En salle à Montréal

Deux jours, une nuit

8 janvier 2015

Semaine du 9 au 15  janvier 2015

LE FILM DE LA SEMAINE

Deux jours, une nuit_En salle

PRIX SPÉCIAL DU JURY OEUCUMÉNIQUE
(Jean-Pierre et Luc Dardenne)
Festival de Cannes 2014

Sortie : Vendredi 9 janvier 2015
V.o. : français

Genre : Drame social | Origine : Belgique / France / Italie – Année : 2014 – Durée : 1 h 35– Réal. : Jean-Pierre Dardenne, Luc Dardenne – Int. : Marion Cotillard, Fabrizion Rongione, Pili Croyne, Simon Caudry, Catherine Salée, Batiste Sornin – Dist. / Contact : Métropole | Horaires / Versions  : Beaubien Cineplex Excentris

CLASSIFICATION
Visa GÉNÉRAL

APPRÉCIATION
TOUT (TROP ?) POUR MARION…
Jean-Marie Lanlo
★★★

Pour parvenir à leurs fins, les Dardenne vont logiquement jusqu’à flirter avec un certain cinéma selon lequel l’intrigue est moins importante que la tension générée par la mise en scène. Pour l’occasion, les frères ont même la bonne idée de mettre de côté les plans à la Dardenne et cherchent une façon de générer l’urgence, autrement qu’en filmant les nuques de personnages engagés dans des courses folles. À ce titre, les plans représentant l’héroïne, Sandra, (parfaitement) interprétée par une Marion Cotillard se déplaçant à toute allure, perdue dans des quartiers qu’elle ne connaît pas, à la recherche de ses collègues dans l’espoir de sauver son emploi, sont parfaitement réussis. Son regard apeuré et son corps tendu et fragile marquent son stress, sa peur, mais aussi sa détresse psychologique (elle est sujette à la dépression) avec plus de force que bien des mots.

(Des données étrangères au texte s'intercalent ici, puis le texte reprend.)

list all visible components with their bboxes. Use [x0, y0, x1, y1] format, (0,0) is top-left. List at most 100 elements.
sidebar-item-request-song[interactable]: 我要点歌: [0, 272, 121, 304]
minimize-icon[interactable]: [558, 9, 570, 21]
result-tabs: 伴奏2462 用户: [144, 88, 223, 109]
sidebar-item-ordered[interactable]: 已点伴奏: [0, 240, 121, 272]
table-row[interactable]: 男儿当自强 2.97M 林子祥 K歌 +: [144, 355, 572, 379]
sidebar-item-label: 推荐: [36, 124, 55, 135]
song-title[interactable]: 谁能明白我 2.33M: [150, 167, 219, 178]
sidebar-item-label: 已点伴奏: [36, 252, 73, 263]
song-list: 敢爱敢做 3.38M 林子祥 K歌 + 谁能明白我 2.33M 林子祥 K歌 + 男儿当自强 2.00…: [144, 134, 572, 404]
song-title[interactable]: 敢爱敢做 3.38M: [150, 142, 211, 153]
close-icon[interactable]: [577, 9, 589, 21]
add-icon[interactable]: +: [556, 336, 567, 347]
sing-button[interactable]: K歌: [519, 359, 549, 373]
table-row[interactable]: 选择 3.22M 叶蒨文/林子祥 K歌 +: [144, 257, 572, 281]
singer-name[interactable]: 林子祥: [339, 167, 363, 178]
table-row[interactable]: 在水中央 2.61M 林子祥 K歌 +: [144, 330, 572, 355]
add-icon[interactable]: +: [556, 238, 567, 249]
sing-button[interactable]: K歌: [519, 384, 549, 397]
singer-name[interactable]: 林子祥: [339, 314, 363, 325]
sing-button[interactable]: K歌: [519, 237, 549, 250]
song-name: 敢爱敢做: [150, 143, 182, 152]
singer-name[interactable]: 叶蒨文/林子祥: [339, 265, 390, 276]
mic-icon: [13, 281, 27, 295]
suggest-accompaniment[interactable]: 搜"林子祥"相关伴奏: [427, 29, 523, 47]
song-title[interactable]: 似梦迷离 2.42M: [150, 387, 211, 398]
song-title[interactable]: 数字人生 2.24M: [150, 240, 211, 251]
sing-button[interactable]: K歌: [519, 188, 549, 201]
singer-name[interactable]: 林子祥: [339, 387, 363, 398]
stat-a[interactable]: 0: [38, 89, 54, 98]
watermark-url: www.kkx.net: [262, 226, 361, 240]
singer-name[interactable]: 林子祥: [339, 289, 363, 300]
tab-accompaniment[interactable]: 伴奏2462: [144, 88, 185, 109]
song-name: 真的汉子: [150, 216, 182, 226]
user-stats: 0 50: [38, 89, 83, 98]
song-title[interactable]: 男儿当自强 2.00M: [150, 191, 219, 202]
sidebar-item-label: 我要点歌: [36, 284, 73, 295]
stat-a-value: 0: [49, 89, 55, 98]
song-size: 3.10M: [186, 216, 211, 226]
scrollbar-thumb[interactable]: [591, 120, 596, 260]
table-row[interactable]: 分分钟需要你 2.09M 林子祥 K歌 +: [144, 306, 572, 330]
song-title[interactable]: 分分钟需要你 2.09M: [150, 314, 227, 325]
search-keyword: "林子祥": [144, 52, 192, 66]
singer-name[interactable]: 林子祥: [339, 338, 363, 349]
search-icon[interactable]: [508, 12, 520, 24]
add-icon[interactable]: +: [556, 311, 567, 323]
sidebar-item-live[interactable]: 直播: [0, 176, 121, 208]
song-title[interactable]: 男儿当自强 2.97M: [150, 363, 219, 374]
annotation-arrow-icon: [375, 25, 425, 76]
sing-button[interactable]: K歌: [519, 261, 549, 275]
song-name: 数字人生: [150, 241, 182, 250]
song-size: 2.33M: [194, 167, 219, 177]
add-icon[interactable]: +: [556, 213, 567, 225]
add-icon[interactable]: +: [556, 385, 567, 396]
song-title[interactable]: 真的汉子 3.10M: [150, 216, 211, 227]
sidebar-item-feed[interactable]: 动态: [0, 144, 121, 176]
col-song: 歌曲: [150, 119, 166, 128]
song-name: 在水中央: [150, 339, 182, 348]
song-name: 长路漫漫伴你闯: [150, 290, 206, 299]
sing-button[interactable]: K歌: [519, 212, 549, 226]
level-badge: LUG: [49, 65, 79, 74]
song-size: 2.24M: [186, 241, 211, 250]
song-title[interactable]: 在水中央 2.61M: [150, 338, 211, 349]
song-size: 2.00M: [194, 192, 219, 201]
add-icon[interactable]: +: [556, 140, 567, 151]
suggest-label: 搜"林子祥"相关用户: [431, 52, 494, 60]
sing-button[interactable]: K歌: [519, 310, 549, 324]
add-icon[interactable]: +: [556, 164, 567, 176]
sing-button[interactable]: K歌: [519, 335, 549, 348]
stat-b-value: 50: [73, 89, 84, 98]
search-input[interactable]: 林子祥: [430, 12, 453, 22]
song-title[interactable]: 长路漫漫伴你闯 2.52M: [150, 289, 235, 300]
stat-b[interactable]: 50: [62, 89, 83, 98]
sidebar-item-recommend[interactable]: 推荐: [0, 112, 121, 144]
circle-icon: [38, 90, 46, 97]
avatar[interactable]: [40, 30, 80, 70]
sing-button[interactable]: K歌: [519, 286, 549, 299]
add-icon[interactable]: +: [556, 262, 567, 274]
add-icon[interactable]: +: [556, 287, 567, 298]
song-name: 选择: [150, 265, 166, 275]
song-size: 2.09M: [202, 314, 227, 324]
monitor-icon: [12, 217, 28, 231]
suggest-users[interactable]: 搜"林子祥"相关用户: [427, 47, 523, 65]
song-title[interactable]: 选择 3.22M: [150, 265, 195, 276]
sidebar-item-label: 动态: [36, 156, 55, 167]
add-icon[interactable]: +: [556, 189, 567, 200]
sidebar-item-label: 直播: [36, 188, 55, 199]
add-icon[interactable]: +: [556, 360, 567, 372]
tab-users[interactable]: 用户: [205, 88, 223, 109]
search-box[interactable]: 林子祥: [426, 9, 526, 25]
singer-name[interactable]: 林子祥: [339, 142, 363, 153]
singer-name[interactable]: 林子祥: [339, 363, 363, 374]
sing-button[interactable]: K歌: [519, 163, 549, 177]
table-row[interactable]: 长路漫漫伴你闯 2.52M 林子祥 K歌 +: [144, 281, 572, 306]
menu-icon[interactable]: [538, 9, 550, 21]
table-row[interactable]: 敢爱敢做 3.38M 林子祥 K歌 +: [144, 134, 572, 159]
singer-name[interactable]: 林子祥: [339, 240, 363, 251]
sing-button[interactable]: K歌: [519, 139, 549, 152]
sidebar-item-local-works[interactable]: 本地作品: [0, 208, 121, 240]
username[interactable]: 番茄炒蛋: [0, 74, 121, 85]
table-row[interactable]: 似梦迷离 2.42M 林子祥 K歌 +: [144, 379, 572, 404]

L’actrice offre une prestation exemplaire (indéniablement un de ses meilleurs rôles) et peut probablement remercier les Dardenne de lui avoir permis d’incarner un tel personnage, mais aussi d’avoir su la guider grâce à des directives extrêmement rigoureuses. Elle a d’ailleurs fait référence, en conférence de presse et dans les médias, à une scène que les frères Dardenne lui avaient demandé de rejouer plusieurs fois : ils voulaient qu’elle se mette à pleurer au moment de lacer sa chaussure droite et non la gauche ! Une telle précision est-elle fondamentale pour la réussite de l’entreprise ? Nous n’en sommes pas certains, mais elle démontre à l’évidence la rigueur avec laquelle les frères dirigent leurs acteurs. Cette rigueur a également comme effet pervers de donner encore plus d’importance à certains manquements. En restituant (en partie grâce au jeu de Cotillard) une situation impressionnante de réalisme, les Dardenne donnent a contrario encore plus d’importance aux lacunes de certains acteurs.

Nous ne citerons pas tous les exemples et ne pourrons pas tous les développer. Nous nous contenterons d’attirer l’attention du spectateur sur les doigts d’une fillette qui effectue une recherche sur Internet, ou sur le jeu crispé d’une jeune actrice indiquant où se trouve son père, entraîneur amateur pour une équipe de foot. La première effleure les quatre ou cinq mêmes touches du clavier sans en toucher une, alors que la seconde semble apeurée par la caméra et nous donne l’impression que les quelques mots qu’elle prononce durent une éternité. Il est regrettable que ces rôles secondaires n’aient pas été dirigés avec la même rigueur que celui de Marion Cotillard.

[Mais] en se focalisant sur la star oscarisée et en n’accordant qu’une infime attention aux sans-grades, les Dardenne, qui se voudraient irréprochables, ne nous offrent-ils pas une bien étrange leçon de morale ?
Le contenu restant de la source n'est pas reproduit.